This evening I tuned into some pre-Olympics coverage. Coverage of time trials as young Americans in Omaha, Nebraska who had been working their whole lives (or some short period of time between adolescence and now) to become world class athletes competed against their countrymen in very silly activities like seeing who can swim fastest for400 meters, but changing directions something like 8 times to do so (just imagine if we asked 400 meter runners to keep changing directions. I'd watch that.)
I can almost sense the impending failure just from the official NBC logo. |
I also noticed the color commentators relishing the opportunity afforded them for a few weeks every quadrennium to seem something like relevant, instead of finding themselves filling time on CNBC at 3:00 on a Saturday in February. They seemed very interested in odd minutia about very specific individuals, talked about how the nation's hopes were pinned on this seventeen year old girl who is supposed to swim faster in a switchback fashion than other people, and then had very little nice to say about her once she was in the water and not breaking laws of space and time.
If I may: Planning a meeting or a conference or even a party takes an incredible amount of work. I get this. I do stuff like that often.
You work and work and work to get to the event, you struggle through it, and then its over and all you want to do is celebrate. The last thing you want to do is show up again on Monday and consider what maybe you could have done better. I also get that when only do something once in a while, say, every two to four years, its hard to remember what worked and what didn't and get better at doing what you're doing.
So I am going to help you out. You can skip the notes you misplaced after 2008. I got you.
Topic 1
The Olympics can be about stories of athletes, but (if I may) how about if we wait til they win something?
When you run the five minute package of treacly piano music and about how she's overcome Granny's plantar's wart and then Little Suzy Twinkletoes chokes and falls off the balance beam- in four minutes you've, yes, built up the expectations of millions of viewers and then had them dashed, creating a psychic resonant wave of disappointment that far outweighs the achievement of just making it to London.

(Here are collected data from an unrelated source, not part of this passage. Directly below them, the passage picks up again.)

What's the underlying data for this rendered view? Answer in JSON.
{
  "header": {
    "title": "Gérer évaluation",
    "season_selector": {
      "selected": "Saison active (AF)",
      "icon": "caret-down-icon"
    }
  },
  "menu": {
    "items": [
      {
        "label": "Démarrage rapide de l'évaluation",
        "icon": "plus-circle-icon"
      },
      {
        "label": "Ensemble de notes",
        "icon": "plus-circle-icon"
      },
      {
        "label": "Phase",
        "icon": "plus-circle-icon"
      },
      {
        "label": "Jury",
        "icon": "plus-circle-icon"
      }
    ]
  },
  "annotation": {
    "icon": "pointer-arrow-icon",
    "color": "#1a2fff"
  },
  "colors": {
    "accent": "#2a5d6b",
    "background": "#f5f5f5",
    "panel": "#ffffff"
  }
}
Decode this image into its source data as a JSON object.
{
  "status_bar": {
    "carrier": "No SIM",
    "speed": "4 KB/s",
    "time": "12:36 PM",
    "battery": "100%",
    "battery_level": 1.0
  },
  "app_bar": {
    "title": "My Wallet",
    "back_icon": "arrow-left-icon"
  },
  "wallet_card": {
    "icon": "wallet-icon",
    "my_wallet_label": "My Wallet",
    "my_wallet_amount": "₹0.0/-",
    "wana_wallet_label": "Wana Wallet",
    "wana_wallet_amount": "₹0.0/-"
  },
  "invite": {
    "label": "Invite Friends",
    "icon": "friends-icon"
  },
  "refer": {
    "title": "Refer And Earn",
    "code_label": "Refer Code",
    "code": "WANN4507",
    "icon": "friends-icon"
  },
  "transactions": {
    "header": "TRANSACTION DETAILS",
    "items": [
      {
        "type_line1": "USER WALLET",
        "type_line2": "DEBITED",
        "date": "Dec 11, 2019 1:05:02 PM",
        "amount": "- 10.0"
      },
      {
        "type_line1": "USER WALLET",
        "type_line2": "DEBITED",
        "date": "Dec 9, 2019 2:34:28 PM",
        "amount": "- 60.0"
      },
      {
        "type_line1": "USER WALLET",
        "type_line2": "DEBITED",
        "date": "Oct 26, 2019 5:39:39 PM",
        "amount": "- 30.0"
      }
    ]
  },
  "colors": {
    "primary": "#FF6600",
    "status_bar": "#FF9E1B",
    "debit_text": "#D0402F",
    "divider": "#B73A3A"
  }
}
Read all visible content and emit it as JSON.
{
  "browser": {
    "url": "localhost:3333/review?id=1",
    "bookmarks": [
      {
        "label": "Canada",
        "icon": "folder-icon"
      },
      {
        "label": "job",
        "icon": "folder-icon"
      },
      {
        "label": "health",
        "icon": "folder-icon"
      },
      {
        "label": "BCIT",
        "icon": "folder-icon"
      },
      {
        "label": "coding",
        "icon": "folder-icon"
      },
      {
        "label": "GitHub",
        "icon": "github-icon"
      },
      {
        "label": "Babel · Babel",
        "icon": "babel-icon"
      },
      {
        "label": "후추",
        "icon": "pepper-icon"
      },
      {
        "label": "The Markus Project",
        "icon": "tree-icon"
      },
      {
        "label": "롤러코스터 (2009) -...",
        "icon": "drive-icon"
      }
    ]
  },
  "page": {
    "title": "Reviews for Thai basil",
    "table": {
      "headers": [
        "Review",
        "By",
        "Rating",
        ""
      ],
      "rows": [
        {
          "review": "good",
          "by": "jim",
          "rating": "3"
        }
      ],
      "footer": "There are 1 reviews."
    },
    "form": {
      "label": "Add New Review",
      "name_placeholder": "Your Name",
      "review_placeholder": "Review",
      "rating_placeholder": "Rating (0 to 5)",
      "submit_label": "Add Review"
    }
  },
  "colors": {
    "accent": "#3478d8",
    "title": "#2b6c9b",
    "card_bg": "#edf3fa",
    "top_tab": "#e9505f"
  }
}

In a pragmatic way, you've also just wasted the time of millions of brains who could have just been watching the athlete perform and then watching MORE athletes perform other than just the five Americans you've decided to follow around and tell their often heavily edited stories (and, my GOD where do you find so much tragic sounding piano music? It is AMAZING.).
And, hey NBC, if you ran out of athletes to show, then you might have time to show other sports instead of just "women's" gymnastics* and swimming.
How about some awesome tae kwon do? Or fencing? Or weightlifting (I actually like Olympic weight lifting. That @#$% is intense)? Or dressage? If we're going to pay to get the horses all the way to London and train them to dance, can we get frikkin' 30 minutes of dressage in primetime?
Topic 2
Rein in the color commentators.
The only people involved who seem to have no perspective about the Olympics are the commentators. This is the Olympics. Really, all that we need is a basic explanation of the sport and maybe why the athlete scored how they did. Criticizing the athletes before they even walk into the room is largely unnecessary, as is speculating about what a huge disappointment it will be if the athlete fails. They know that. I know that.
At some point the commentators just sound like bitter jerks. I think they can't help themselves, but the fact is, most of us care about, say... rhythmic gymnastics only because its the Olympics, but we know a mistake when we see one. We don't need someone blubbering about "how could she have let that happen?" when her heel goes 2 mm over the line. In many ways, it just points out that this is not a real sport like, say, the 100m dash.
Topic 3
Shut the hell up during the opening ceremonies.
Talking about various athletes = okay. If your name is Katie and your last name rhymes with Boo-rick, you can reduce it by 75% and you're still talking too much. Shut up. Just... shut up. There's 150,000 people in the stadium getting by without your blow-by-blow explanation of what the brightly colored clowns symbolize or what sort of foam was used in the manufacture of a hat. You sound like Ron Burgundy reading everything put in front of you. They wrote lovely music for these things... let's just watch them as the director intended.
Topic 4
The post failure interview.
So, you're the come back kid at age 38 having finally mastered the one-armed hammer throw. But you trip and it hits you in the face, disgracing you before all your peers and a TV audience of a billion eyes. You pull yourself off the ground, knowing that somewhere the color commentators are having a cow, and you walk away from the... field, I guess.
What do you throw a hammer on?
Anyway, there's Andrea Kremer in a golf shirt carrying a mic with that look in her eyes like she's been doing blow for five days straight. She sidles up to you, and smiling like a drunk co-ed she blurts: "SO HOW DOES IT FEEL TO SPEND YOUR WHOLE LIFE GETTING HERE ONLY TO FAIL?"
That's just not cool.
So there you go, NBC.
I am sure there are literally a couple hundred more things I could suggest you do, but as you head into the Olympics, it's yours to ruin for a couple hundred million Americans.
If I could make one suggestion: Don't you ever remove Bob Costas from the equation. That man is a broadcasting deity of some sort.
*13 year-olds are not "women". Let's just call it "wee girls who don't go to real school so they can learn tricks".